Additionally, in the case of the appalling alleged kickback scheme of health funding for the people of Margibi County, caught on tape and courageously revealed by Liberia’s thriving Fourth Estate, I want to reiterate that we support Minister Jallah’s recommendation that Margibi County Health Officials be prosecuted by the LACC to the fullest extent of the law. We look forward to seeing those prosecutions to a successful end, which will then allow us to resume reimbursing legitimate expenses at the county level in Margibi, per our $55 million dollar Government-to-Government Health assistance program.
In my most recent press release, I expressed a deep concern for this sort of corruption—which exists at all levels, regardless of political affiliation. My statements echo President Biden’s National Security Strategy, which recognizes that “when government officials abuse public power for private gain, it degrades the business environment, subverts economic opportunity, and exacerbates inequality. [This] corruption also contributes to reduced public trust in state institutions, which in turn can add to the appeal of illiberal actors who exploit popular grievances for political advantage.” Let me be clear; the blatant theft of government funds by public servants at the highest levels is not just unethical – it is a betrayal. A betrayal of the oaths they took on assuming office, and a betrayal of international partners who take taxpayer revenues from their own country to help the people of a country in need.

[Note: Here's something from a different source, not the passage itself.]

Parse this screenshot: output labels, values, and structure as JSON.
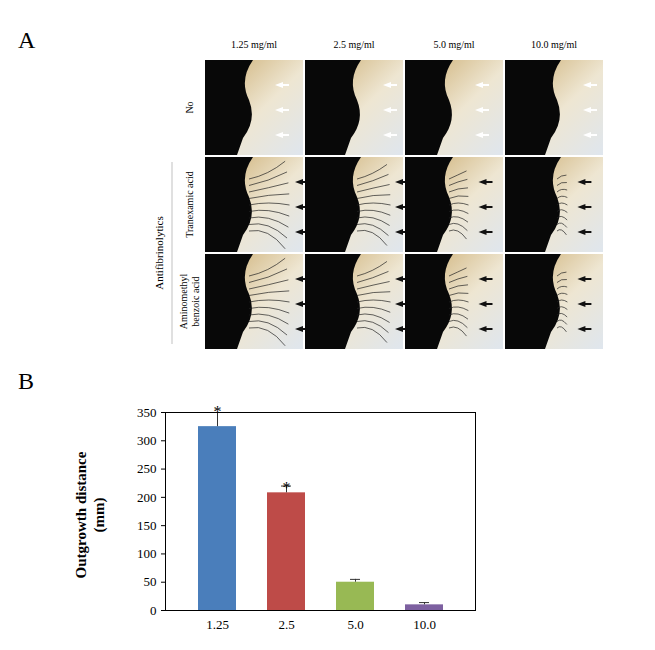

As my tenure here in Liberia comes to a close, my concern for the Liberian people is undiminished. I look forward to seeing both civil society leaders and government officials stepping up to truly put the nation’s interests first. There lie the dreams of every patriotic Liberian!

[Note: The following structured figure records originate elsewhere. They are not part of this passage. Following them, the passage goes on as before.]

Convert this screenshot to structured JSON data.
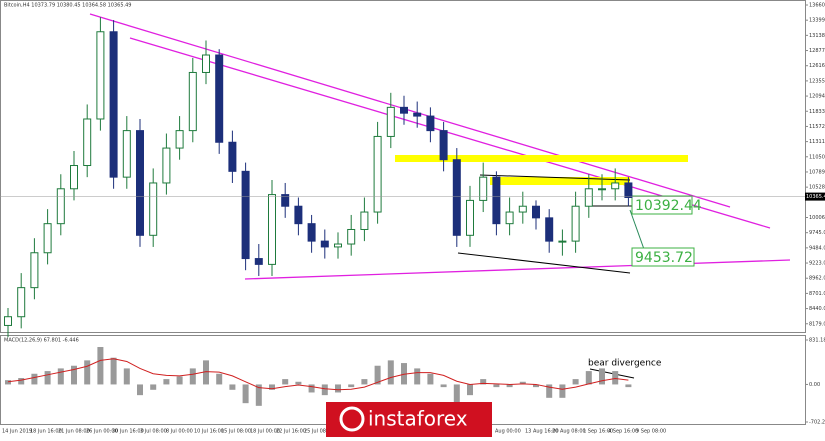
{
  "chart_data": {
    "type": "candlestick",
    "title": "Bitcoin,H4  10373.79 10380.45 10364.58 10365.49",
    "up_color": "#1e7a3c",
    "down_color": "#1c2f7a",
    "open": [
      8150,
      8300,
      8800,
      9400,
      9900,
      10500,
      10900,
      11700,
      13200,
      10700,
      11500,
      9700,
      10600,
      11200,
      11500,
      12500,
      12800,
      11300,
      10800,
      9300,
      9200,
      10400,
      10200,
      9900,
      9600,
      9500,
      9550,
      9800,
      10100,
      11400,
      11900,
      11800,
      11750,
      11500,
      11000,
      9700,
      10300,
      10700,
      9900,
      10100,
      10200,
      10000,
      9600,
      9600,
      10200,
      10500,
      10500,
      10600
    ],
    "high": [
      8450,
      9050,
      9650,
      10150,
      10750,
      11150,
      11950,
      13450,
      13400,
      11750,
      11700,
      10850,
      11450,
      11750,
      12750,
      13050,
      12900,
      11500,
      10950,
      9550,
      10650,
      10600,
      10350,
      10050,
      9800,
      9750,
      10050,
      10350,
      11650,
      12150,
      12100,
      12000,
      11900,
      11650,
      11200,
      10550,
      10950,
      10800,
      10350,
      10450,
      10300,
      10150,
      9800,
      10450,
      10750,
      10750,
      10850,
      10700
    ],
    "low": [
      7950,
      8100,
      8600,
      9200,
      9700,
      10300,
      10700,
      11500,
      10500,
      10500,
      9500,
      9500,
      10400,
      11000,
      11300,
      12300,
      11100,
      10600,
      9100,
      9000,
      9000,
      10000,
      9700,
      9400,
      9300,
      9300,
      9350,
      9600,
      9900,
      11200,
      11600,
      11550,
      11300,
      10800,
      9500,
      9500,
      10100,
      9700,
      9700,
      9900,
      9800,
      9400,
      9350,
      9400,
      10000,
      10300,
      10300,
      10200
    ],
    "close": [
      8300,
      8800,
      9400,
      9900,
      10500,
      10900,
      11700,
      13200,
      10700,
      11500,
      9700,
      10600,
      11200,
      11500,
      12500,
      12800,
      11300,
      10800,
      9300,
      9200,
      10400,
      10200,
      9900,
      9600,
      9500,
      9550,
      9800,
      10100,
      11400,
      11900,
      11800,
      11750,
      11500,
      11000,
      9700,
      10300,
      10700,
      9900,
      10100,
      10200,
      10000,
      9600,
      9600,
      10200,
      10500,
      10500,
      10600,
      10350
    ],
    "ylim": [
      8054.5,
      13660
    ],
    "yticks": [
      {
        "value": 13660,
        "label": "13660.00"
      },
      {
        "value": 13399,
        "label": "13399.00"
      },
      {
        "value": 13138,
        "label": "13138.00"
      },
      {
        "value": 12877,
        "label": "12877.00"
      },
      {
        "value": 12616,
        "label": "12616.00"
      },
      {
        "value": 12355,
        "label": "12355.00"
      },
      {
        "value": 12094,
        "label": "12094.00"
      },
      {
        "value": 11833,
        "label": "11833.00"
      },
      {
        "value": 11572,
        "label": "11572.00"
      },
      {
        "value": 11311,
        "label": "11311.00"
      },
      {
        "value": 11050,
        "label": "11050.00"
      },
      {
        "value": 10789,
        "label": "10789.00"
      },
      {
        "value": 10528,
        "label": "10528.00"
      },
      {
        "value": 10006,
        "label": "10006.00"
      },
      {
        "value": 9745,
        "label": "9745.00"
      },
      {
        "value": 9484,
        "label": "9484.00"
      },
      {
        "value": 9223,
        "label": "9223.00"
      },
      {
        "value": 8962,
        "label": "8962.00"
      },
      {
        "value": 8701,
        "label": "8701.00"
      },
      {
        "value": 8440,
        "label": "8440.00"
      },
      {
        "value": 8179,
        "label": "8179.00"
      }
    ],
    "last_price": 10365.49,
    "x_labels": [
      "14 Jun 2019",
      "18 Jun 16:00",
      "21 Jun 08:00",
      "26 Jun 00:00",
      "30 Jun 16:00",
      "3 Jul 08:00",
      "8 Jul 00:00",
      "10 Jul 16:00",
      "15 Jul 08:00",
      "18 Jul 00:00",
      "22 Jul 16:00",
      "25 Jul 08:00",
      "Aug 00:00",
      "13 Aug 16:00",
      "20 Aug 08:00",
      "1 Sep 16:00",
      "4 Sep 16:00",
      "9 Sep 08:00"
    ],
    "annotations": [
      "10392.44",
      "9453.72",
      "bear divergence"
    ],
    "indicator": {
      "title": "MACD(12,26,9) 67.801 -6.446",
      "hist_color": "#9a9a9a",
      "signal_color": "#d02020",
      "histogram": [
        80,
        120,
        200,
        250,
        300,
        350,
        450,
        700,
        500,
        300,
        -200,
        -100,
        100,
        150,
        300,
        450,
        200,
        -100,
        -350,
        -400,
        -100,
        100,
        50,
        -150,
        -200,
        -150,
        -50,
        100,
        350,
        450,
        400,
        300,
        200,
        -50,
        -400,
        -200,
        100,
        -50,
        -50,
        50,
        -50,
        -250,
        -250,
        100,
        250,
        300,
        250,
        -50
      ],
      "signal": [
        50,
        80,
        130,
        180,
        230,
        280,
        340,
        450,
        480,
        430,
        300,
        200,
        170,
        160,
        190,
        240,
        230,
        160,
        50,
        -60,
        -80,
        -40,
        -10,
        -40,
        -80,
        -100,
        -90,
        -50,
        40,
        130,
        190,
        220,
        220,
        170,
        60,
        0,
        20,
        10,
        0,
        10,
        0,
        -50,
        -90,
        -50,
        10,
        70,
        110,
        80
      ],
      "y2lim": [
        -702.27,
        831.18
      ],
      "y2ticks": [
        831.18,
        {
          "value": 0,
          "label": "0.00"
        },
        -702.27
      ]
    },
    "watermark": "instaforex"
  }
}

Finally, on a bittersweet note, I’d like to announce that my term as U.S. Ambassador to Liberia is scheduled to end when I depart Monrovia mid-July, 2023. Just as previous U.S. Ambassadors before me, I have served the full term of my presidential appointment in Liberia, proudly representing President Biden and the United States people to the best of my ability. After I transition from the Embassy, Deputy Chief of Mission Joel Maybury will serve as Chargé d’Affaires until the arrival of his replacement Catherine Rodriguez, as we await Senate confirmation of our next ambassador. We are fortunate to have a deep bench of senior officers who are fully capable of running our operations in Liberia for as long as it takes, offering a smooth transition and maintaining those special bonds we have always treasured between Liberia and the United States.
Thank you and I look forward to your questions!